Although this spike in adoptions may be viewed as a good thing for Maryland shelters, many new pet owners failed to understand the full impact that caring for an animal had on their day-to-day lives once they started going back to work. Some might not have realized the long term costs.
According to ASPCA Pet Heath Insurance, a partnership between the ASPCA and PTZ Insurance Agency, Ltd., owning a large dog can cost pet owners as much as $1,000 a year — more if you add on the costs of a dog walker/sitter, costs of damage your dog causes or unexpected medical expenses.
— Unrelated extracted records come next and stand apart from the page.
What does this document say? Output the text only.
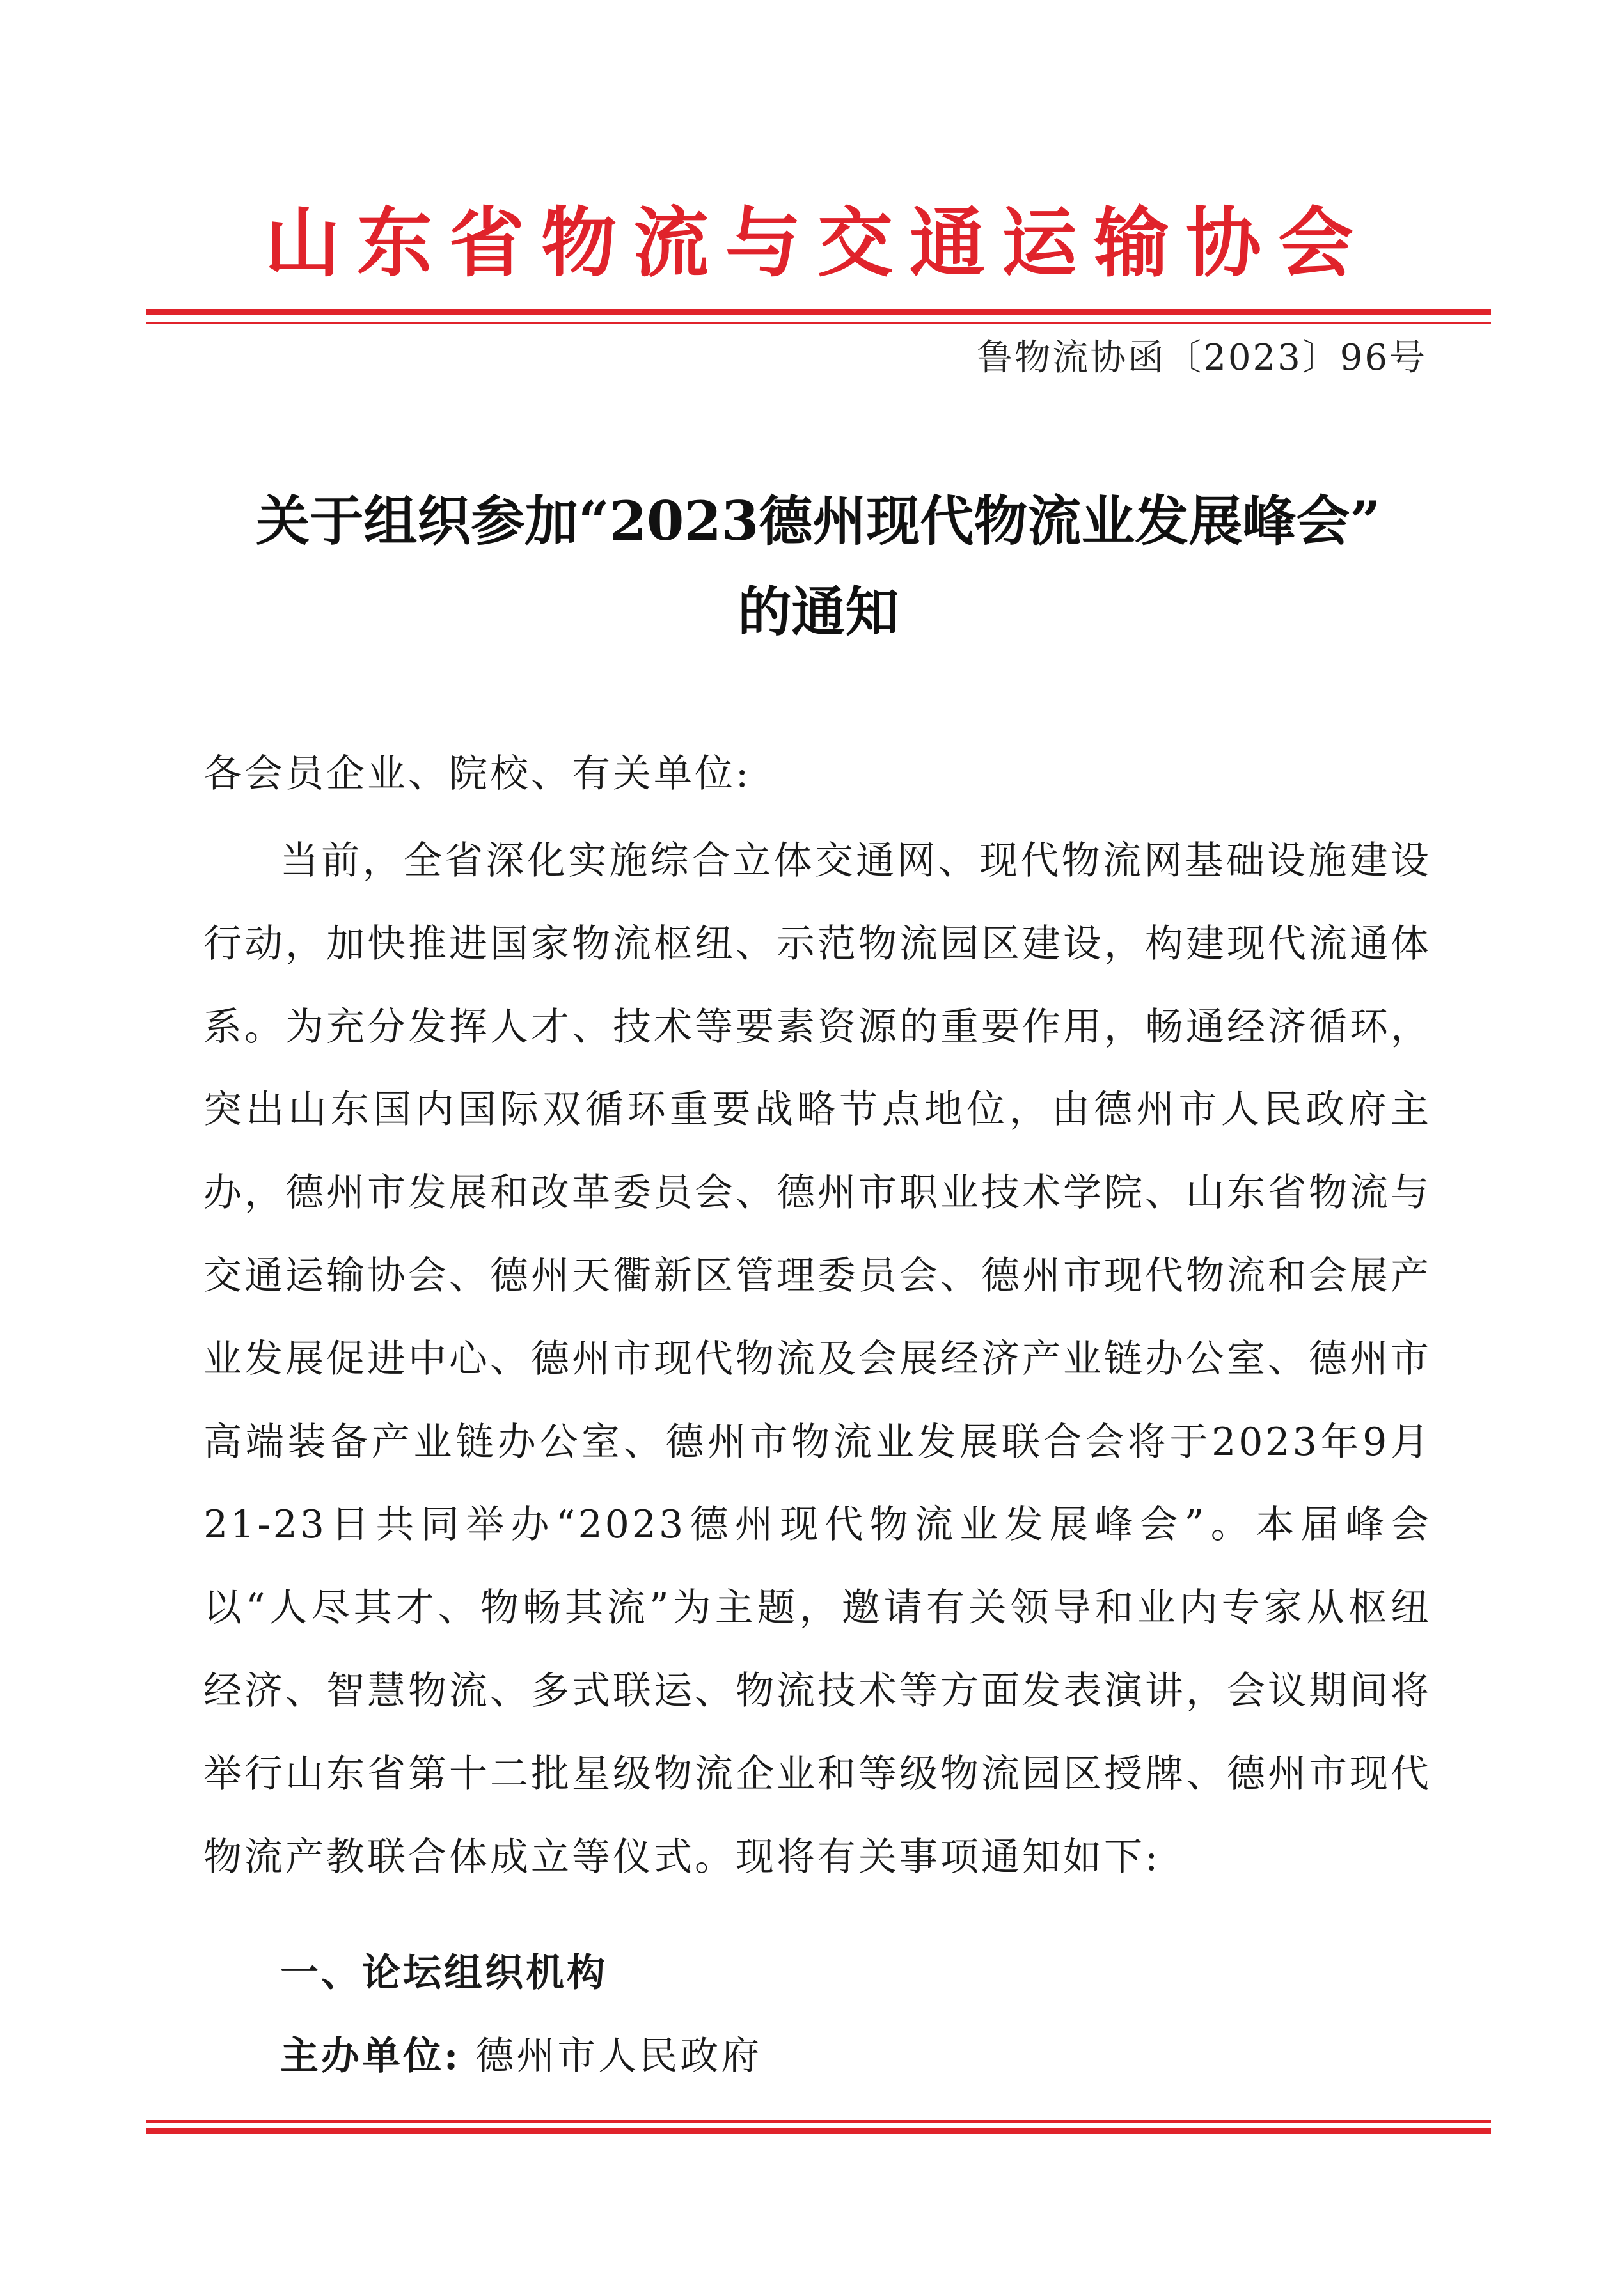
山东省物流与交通运输协会
鲁物流协函〔2023〕96号
关于组织参加“2023德州现代物流业发展峰会”
的通知
各会员企业、院校、有关单位:

当前，全省深化实施综合立体交通网、现代物流网基础设施建设行动，加快推进国家物流枢纽、示范物流园区建设，构建现代流通体系。为充分发挥人才、技术等要素资源的重要作用，畅通经济循环，突出山东国内国际双循环重要战略节点地位，由德州市人民政府主办，德州市发展和改革委员会、德州市职业技术学院、山东省物流与交通运输协会、德州天衢新区管理委员会、德州市现代物流和会展产业发展促进中心、德州市现代物流及会展经济产业链办公室、德州市高端装备产业链办公室、德州市物流业发展联合会将于2023年9月21-23日共同举办“2023德州现代物流业发展峰会”。本届峰会以“人尽其才、物畅其流”为主题，邀请有关领导和业内专家从枢纽经济、智慧物流、多式联运、物流技术等方面发表演讲，会议期间将举行山东省第十二批星级物流企业和等级物流园区授牌、德州市现代物流产教联合体成立等仪式。现将有关事项通知如下:

一、论坛组织机构
主办单位: 德州市人民政府
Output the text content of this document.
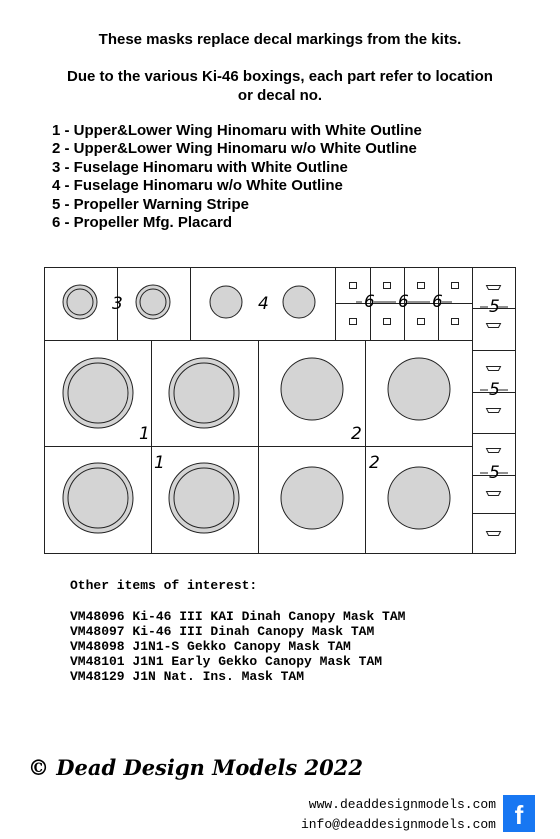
These masks replace decal markings from the kits.
Due to the various Ki-46 boxings, each part refer to location
or decal no.
1 - Upper&Lower Wing Hinomaru with White Outline
2 - Upper&Lower Wing Hinomaru w/o White Outline
3 - Fuselage Hinomaru with White Outline
4 - Fuselage Hinomaru w/o White Outline
5 - Propeller Warning Stripe
6 - Propeller Mfg. Placard
3	4	6 6 6	5
5
5
1
1
2
2
Other items of interest:
VM48096 Ki-46 III KAI Dinah Canopy Mask TAM
VM48097 Ki-46 III Dinah Canopy Mask TAM
VM48098 J1N1-S Gekko Canopy Mask TAM
VM48101 J1N1 Early Gekko Canopy Mask TAM
VM48129 J1N Nat. Ins. Mask TAM
© Dead Design Models 2022
www.deaddesignmodels.com
info@deaddesignmodels.com f
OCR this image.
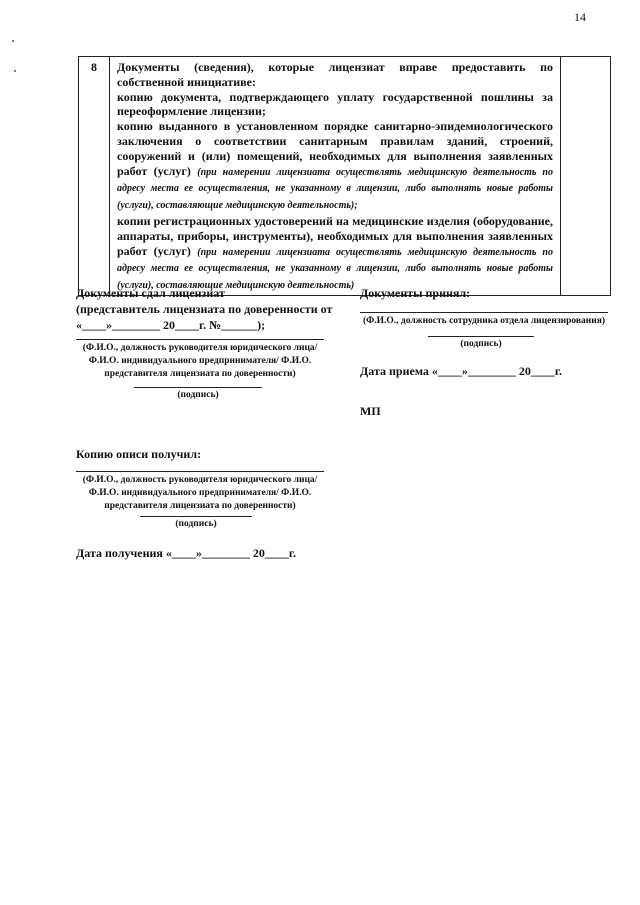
14
8	Документы (сведения), которые лицензиат вправе предоставить по собственной инициативе:

копию документа, подтверждающего уплату государственной пошлины за переоформление лицензии;

копию выданного в установленном порядке санитарно-эпидемиологического заключения о соответствии санитарным правилам зданий, строений, сооружений и (или) помещений, необходимых для выполнения заявленных работ (услуг) (при намерении лицензиата осуществлять медицинскую деятельность по адресу места ее осуществления, не указанному в лицензии, либо выполнять новые работы (услуги), составляющие медицинскую деятельность);

копии регистрационных удостоверений на медицинские изделия (оборудование, аппараты, приборы, инструменты), необходимых для выполнения заявленных работ (услуг) (при намерении лицензиата осуществлять медицинскую деятельность по адресу места ее осуществления, не указанному в лицензии, либо выполнять новые работы (услуги), составляющие медицинскую деятельность)

Документы сдал лицензиат
(представитель лицензиата по доверенности от
«____»________ 20____г. №______);
(Ф.И.О., должность руководителя юридического лица/ Ф.И.О. индивидуального предпринимателя/ Ф.И.О. представителя лицензиата по доверенности)
(подпись)
Документы принял:
(Ф.И.О., должность сотрудника отдела лицензирования)
(подпись)
Дата приема «____»________ 20____г.
МП
Копию описи получил:
(Ф.И.О., должность руководителя юридического лица/ Ф.И.О. индивидуального предпринимателя/ Ф.И.О. представителя лицензиата по доверенности)
(подпись)
Дата получения «____»________ 20____г.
Most dogs that were born during quarantine — also known as ‘pandemic puppies’ — lack traditional training and social skills, which now leaves many dogs with extra stress and separation anxiety. This makes it that much harder to find homes for them.
Oversupply of animals, too few veterinarians
To add to this, due to a shortage of veterinarians during the lockdown, the amount of spay surgeries performed dramatically decreased. This exacerbated the problem in underfunded shelters.
Katie Dixon, the Humane Society’s shelter director in Baltimore, said that the organization has seen an increase in owners taking their adopted pets back to shelters.
Even though both the SPCA in Baltimore and the Cecil County shelter have given their best efforts into ensuring that as many animals as possible leave their shelters alive, the number of abandoned animals continues to increase. So could there be a better solution?
Germany has the largest animal shelter in Europe. Tierschutzverein für Berlin accommodates more than 2,000 animals both small and large.
Even if an animal is never adopted from there, it can spend the rest of its life living in an environment where it is properly cared for. They have an animal protection farm for livestock and their own veterinary practice.
Although surely expensive, would it not make more sense for us to create more of these animal sanctuaries in our own communities instead of spending so much money on a temporary solution such as euthanasia?
At Maryland SPCA, Flory says that keeping an animal healthy and mentally stable is difficult in a shelter environment, without enough funding. “Until the government places importance on this issue I don’t see it happening in many places,” Flory said.
Three questions to consider:
- Why can’t we find homes for all homeless pets?
- How did the Covid pandemic affect the number of pets needing homes?
- What are some ways we can reduce the number of abandoned pets without killing them?
Riya Patel is a student at the Tatnall School in the U.S. state of Delaware. Riya likes reading and painting and plans to go to university to study biomedical engineering.